Вечером она сидит у Ники, та рассказывает, как у нее на глазах запихали в фургоны брахо Ивана, Кирилла и пятнадцать других учеников. Марина кивает, но в ушах какой-то хруст, неслышный больше никому. Это разбивается вдребезги ледяной кристалл неудержимой решимости: Марине больше не к чему стремиться.
– Их всех отпустят, – ровно и тихо говорит она. – Дядя Коля сказал – после Фестиваля. Твоего брахо Ивана, видимо, объявят мошенником, а ребят отпустят. Два месяца максимум.
– Ты ему веришь? – спрашивает Ника.
И Марина честно отвечает:
– Нет. Но поговорить с ним – это все, что я могу. Мне объяснили сегодня: я должна быть рада, что сама еще на свободе. И они никогда меня не выпустят. Ни меня, ни тебя, ни Гошу – никого. Официально – в ближайшие десять лет, а на самом деле – никогда. Они не прощают, ты знаешь.
– Ты принимаешь их слишком всерьез, – говорит Ника. – Можно подумать, они раньше отпускали нас добровольно. Для меня ничего не изменилось – они были врагами и остались врагами. Это ты думала, что можешь играть с ними на равных. Ну, теперь ты такая же, как мы с Гошей. Не худший вариант, уверяю тебя.
Марина смотрит на Нику, и вдруг Никино лицо начинает расплываться.
– Вся разница в том, – говорит Марина срывающимся голосом, все громче и громче, – что вы с Гошей вдвоем, а я одна. Я могла быть вдвоем с Лёвой – но не успела. Понимаешь? Просто не успела. А теперь… теперь уже поздно. Не на десять лет – навсегда. Понимаешь? Навсегда!
Марина кричит и ничего не видит сквозь свой крик, сквозь слезы, которыми проливается из глаз ее расколовшийся и растаявший кристалл. Уткнувшись в Никино плечо, вцепившись в Нику, Марина всхлипывает, содрогаясь всем телом.
Ника гладит ее по коротким волосам, приговаривает:
– Это хорошо, что ты плачешь… когда мама и папа ушли, я тоже не сразу заплакала… ты плачь, плачь, мне тетя Света всегда говорила: слезы лечат…

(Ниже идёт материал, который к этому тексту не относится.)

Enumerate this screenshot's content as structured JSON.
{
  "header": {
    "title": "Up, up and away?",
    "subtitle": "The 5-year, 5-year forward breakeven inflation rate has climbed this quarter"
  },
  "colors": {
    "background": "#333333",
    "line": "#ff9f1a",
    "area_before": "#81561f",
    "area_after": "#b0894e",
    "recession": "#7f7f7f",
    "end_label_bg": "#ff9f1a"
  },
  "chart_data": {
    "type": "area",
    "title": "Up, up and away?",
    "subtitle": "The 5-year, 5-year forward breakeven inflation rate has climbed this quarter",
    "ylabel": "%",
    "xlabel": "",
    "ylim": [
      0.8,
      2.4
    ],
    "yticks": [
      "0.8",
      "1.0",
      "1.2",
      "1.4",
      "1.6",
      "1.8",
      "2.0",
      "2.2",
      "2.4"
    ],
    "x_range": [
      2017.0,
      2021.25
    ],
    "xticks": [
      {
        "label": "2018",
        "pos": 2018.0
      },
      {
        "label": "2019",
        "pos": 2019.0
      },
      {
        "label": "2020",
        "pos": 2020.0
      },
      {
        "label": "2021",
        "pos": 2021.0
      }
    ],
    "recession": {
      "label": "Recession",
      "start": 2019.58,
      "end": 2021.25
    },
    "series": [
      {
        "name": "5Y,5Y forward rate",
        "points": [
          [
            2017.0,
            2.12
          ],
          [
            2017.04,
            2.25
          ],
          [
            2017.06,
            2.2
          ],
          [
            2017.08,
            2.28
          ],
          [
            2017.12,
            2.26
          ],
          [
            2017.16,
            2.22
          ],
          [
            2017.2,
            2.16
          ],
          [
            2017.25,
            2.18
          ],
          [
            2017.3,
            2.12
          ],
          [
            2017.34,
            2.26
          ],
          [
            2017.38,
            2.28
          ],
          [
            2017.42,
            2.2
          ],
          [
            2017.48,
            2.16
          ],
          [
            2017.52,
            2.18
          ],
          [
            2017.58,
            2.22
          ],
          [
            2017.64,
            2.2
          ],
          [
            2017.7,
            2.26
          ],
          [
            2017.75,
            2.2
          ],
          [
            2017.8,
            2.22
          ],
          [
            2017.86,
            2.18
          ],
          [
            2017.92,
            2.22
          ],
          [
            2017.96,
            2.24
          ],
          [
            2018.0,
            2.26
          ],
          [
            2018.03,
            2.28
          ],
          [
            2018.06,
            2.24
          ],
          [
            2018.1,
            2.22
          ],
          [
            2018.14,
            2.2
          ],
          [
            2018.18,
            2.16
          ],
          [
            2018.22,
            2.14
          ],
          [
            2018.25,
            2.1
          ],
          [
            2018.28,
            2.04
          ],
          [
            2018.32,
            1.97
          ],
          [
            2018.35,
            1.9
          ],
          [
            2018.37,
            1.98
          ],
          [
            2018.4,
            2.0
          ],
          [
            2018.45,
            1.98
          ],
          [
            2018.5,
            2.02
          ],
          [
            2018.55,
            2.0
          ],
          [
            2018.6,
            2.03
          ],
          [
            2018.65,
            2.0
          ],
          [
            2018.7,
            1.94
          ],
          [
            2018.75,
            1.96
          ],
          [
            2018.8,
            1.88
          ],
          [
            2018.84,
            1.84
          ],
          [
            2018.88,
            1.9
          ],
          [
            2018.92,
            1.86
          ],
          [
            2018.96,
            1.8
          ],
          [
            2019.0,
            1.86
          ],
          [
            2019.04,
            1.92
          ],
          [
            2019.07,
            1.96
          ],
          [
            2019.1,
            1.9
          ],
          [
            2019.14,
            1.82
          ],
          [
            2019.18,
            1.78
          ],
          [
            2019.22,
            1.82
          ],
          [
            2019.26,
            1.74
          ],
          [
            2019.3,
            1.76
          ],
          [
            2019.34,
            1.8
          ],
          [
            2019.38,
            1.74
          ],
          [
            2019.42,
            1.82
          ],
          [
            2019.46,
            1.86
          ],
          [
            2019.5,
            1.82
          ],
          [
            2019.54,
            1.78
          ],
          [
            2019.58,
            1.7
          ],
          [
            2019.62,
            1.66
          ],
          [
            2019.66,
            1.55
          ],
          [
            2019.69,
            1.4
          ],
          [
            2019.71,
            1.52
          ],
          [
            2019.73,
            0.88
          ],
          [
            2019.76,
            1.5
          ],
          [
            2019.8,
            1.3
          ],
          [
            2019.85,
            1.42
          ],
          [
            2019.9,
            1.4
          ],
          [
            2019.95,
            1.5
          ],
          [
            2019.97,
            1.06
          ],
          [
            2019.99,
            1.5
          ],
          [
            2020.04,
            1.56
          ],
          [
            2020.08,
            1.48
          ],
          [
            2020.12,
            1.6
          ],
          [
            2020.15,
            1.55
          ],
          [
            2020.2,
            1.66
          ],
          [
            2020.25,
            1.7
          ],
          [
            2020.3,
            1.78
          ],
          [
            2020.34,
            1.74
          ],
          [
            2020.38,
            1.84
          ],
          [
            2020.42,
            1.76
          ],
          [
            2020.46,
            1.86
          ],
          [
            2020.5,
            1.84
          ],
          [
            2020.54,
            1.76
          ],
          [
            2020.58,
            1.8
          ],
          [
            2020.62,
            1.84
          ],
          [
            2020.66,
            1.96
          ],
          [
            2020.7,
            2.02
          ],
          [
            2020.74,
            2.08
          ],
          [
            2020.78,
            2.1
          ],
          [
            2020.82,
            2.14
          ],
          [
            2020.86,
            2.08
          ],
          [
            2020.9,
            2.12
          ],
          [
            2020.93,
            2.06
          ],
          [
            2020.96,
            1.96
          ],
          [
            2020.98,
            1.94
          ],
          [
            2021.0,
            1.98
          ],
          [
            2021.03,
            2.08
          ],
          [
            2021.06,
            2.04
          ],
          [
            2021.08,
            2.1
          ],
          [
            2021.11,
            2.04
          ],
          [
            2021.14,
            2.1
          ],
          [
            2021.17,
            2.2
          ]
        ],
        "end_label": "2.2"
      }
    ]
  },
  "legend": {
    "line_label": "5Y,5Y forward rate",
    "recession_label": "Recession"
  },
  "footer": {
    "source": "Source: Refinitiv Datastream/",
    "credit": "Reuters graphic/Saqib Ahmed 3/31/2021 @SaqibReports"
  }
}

И Ника сама плачет, обняв Марину, плачет, думая про арест брахо Ивана.
– Плачь, – повторяет она, – плачь. И, поверь мне, чтобы ни случилось, мы все равно вернем Лёву.
Только сказав эти слова, Ника понимает, что так и есть: теперь, когда они плачут, обнявшись с Мариной, она в самом деле знает, что они спасут Лёву, спасут, как когда-то спасли ее Гошу.
– Мы обязательно его вернем, – повторяет она.
И Марина, перестав рыдать, спрашивает:
– Ты так думаешь?
А Ника отвечает:
– Я уверена, – и добавляет: – Я пока не знаю – как. Но обязательно пойму.